Funding from the Bacon & Chocolate Party paid. Now, we get all those vegetarian votes.
You have just taken away my one excuse for becoming a vegetarian – maybe. I might have to reconsider my eating choices. I’ve never heard of this type of seaweed though, so I’m going to have to look for it and try it. However, I was also told that tofu tastes like and has the texture of chicken. What a disappointment. Not even close. I’m suspicious!
Tofu looks, tastes and has the texture of tofu, unless you whip it up, put lots of sugar and fruit flavor in it and sell it as Tufutti. Even then, it isn’t fooling anyone.
I’m pretty sure you’re being duped…I mean dulsed…about this bacon thing.

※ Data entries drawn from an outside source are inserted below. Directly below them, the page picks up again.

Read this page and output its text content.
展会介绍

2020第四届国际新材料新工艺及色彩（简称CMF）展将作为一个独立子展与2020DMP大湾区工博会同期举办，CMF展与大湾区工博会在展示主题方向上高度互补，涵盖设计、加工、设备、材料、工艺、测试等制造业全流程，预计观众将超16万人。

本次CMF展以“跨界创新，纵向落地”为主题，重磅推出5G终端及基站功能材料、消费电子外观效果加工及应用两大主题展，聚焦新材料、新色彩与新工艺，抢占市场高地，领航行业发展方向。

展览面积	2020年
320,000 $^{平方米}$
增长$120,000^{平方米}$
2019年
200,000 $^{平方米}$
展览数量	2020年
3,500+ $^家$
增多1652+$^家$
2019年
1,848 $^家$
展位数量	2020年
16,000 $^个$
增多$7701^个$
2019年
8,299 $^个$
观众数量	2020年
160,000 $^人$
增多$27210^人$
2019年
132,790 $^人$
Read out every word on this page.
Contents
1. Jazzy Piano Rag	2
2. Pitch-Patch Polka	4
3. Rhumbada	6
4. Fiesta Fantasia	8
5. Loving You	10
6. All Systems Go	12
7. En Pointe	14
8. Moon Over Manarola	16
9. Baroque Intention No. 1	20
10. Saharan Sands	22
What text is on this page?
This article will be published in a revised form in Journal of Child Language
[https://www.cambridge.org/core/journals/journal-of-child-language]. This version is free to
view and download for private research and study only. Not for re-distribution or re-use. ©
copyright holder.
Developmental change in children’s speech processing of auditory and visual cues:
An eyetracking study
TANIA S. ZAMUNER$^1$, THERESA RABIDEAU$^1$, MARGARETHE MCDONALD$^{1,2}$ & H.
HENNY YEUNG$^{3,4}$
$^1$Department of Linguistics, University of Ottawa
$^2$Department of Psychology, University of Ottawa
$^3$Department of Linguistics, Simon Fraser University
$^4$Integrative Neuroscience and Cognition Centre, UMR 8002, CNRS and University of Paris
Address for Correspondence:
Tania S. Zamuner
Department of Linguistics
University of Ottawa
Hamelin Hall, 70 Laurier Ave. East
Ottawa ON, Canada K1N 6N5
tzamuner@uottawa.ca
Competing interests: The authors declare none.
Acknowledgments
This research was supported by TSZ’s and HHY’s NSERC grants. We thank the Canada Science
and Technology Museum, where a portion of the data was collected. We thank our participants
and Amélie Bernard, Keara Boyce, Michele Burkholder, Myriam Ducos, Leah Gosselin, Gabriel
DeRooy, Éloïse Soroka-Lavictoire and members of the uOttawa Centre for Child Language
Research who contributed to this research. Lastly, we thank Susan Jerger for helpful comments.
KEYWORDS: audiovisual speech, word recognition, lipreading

Does it fry up crispy and fatty and curly and smell wonderful, and can you cook other things with its grease to make THEM taste good, too?
I’m sure there will be a best selling cookbook soon just for this purpose Bill!
It may taste like bacon but if I know it’s not bacon, I’m not eating it. Just gimme bacon already and do it now, will ya?
You are taking all the fun out of the seaweed Bill Y!
*Throws away all that kale the wife bought*
The trick is Mark, you have to scuba dive to get the stuff. Just eat the kale and be healthy!
Sure it tastes just like bacon…and gluten free brownies taste just like … CRAP!
I want bacon and I want it NOW!
Calm down Forrest! We’ll get you the real stuff or will we? Maybe you won’t know…
Bacon seaweed. That’s like fish ice cream. Doable perhaps but…
I would consider hot fudge sundae seaweed a true miracle food. Bacon-flavored is a minor miracle at best!
Double dark chocolate flavored seaweed would be an even bigger miracle.